物語は都内で起きた射殺事件の被害者が、過去世間をにぎわせた凶悪事件の犯人だった所から始まります。単独の事件だと思われたのですが、後日、同じ凶悪事件の犯人が同様に射殺された所から、事件は異なる様相は呈していき、竜崎は警察内部や新聞記者との調整をさせられることとなります。
一方、竜崎の家庭においても予備校生である息子がある事件を起こしてしまい、竜崎は対処を余儀なくされます。
物語の全編を通じ、主人公の竜崎は、良くも悪くもエリート意識に基づき、論理的に振舞います。そのため、組織や家庭にとって必ずしも「好ましくない」行動をとろうとすることもあり、結果として「変人扱い」されます。
読んでいてもその印象は一貫しており、当初は、彼の行動並びに心理描写には違和感を覚えることもあります。しかし、一種筋の通った姿に、その違和感は消えていき、次第に彼の考えを肯定する気持ちが芽生えてきます。

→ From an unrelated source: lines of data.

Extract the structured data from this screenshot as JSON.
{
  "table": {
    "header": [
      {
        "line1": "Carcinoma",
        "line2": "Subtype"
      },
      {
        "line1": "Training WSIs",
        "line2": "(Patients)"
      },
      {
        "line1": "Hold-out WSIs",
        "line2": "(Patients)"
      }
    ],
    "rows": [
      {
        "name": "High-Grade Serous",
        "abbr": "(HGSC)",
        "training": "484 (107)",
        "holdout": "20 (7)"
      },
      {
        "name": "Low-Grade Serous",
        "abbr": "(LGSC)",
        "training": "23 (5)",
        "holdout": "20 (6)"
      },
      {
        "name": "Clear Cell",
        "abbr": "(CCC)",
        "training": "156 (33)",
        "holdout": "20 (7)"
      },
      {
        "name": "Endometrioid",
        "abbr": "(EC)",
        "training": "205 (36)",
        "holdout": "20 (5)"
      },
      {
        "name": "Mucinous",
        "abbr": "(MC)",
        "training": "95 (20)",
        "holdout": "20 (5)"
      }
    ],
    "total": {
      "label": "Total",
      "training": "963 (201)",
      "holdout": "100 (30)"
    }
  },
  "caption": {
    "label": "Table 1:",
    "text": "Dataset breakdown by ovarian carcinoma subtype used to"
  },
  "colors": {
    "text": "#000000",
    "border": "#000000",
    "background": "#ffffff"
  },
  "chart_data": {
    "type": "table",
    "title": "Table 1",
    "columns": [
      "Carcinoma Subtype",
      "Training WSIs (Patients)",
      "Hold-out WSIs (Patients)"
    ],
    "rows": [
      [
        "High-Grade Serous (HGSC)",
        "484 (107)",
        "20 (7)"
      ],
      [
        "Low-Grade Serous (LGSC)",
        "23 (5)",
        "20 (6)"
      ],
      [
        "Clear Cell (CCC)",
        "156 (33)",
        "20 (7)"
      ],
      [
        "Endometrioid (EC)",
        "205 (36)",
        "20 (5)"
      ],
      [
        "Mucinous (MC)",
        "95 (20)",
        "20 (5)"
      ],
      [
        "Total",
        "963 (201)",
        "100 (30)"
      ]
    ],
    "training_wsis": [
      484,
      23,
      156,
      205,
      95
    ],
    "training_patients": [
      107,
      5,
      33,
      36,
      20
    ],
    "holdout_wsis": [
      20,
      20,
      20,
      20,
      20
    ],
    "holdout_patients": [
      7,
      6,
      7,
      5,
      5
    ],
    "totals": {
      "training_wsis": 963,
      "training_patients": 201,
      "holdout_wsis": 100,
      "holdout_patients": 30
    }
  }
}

そして最終的には、正しいことをする竜崎の行動がいい方向に運びますが、一番読んでいて清々しい気分になったのは、自身の異動を部下である谷岡に告げた時のやりとり。
「私にはとても課長の代わりは務まりません」
「ばかを言うな。優秀な官僚はどんな職務だってこなさなきゃならないんだ」
「私は課長ほど優秀な官僚ではありませんから・・・」
「ならば、優秀になれ」
谷岡は、一瞬驚いた顔をした。それから、おもむろにほほえんだ。
「わかりました」
竜崎はうなずき、広報室あとにした。
「普通」ではないのかもしれないけれど、こんな上下関係もありだなあと思わされるエピソードでした。
横山秀夫作品が好きな方にはお勧めできる一作です。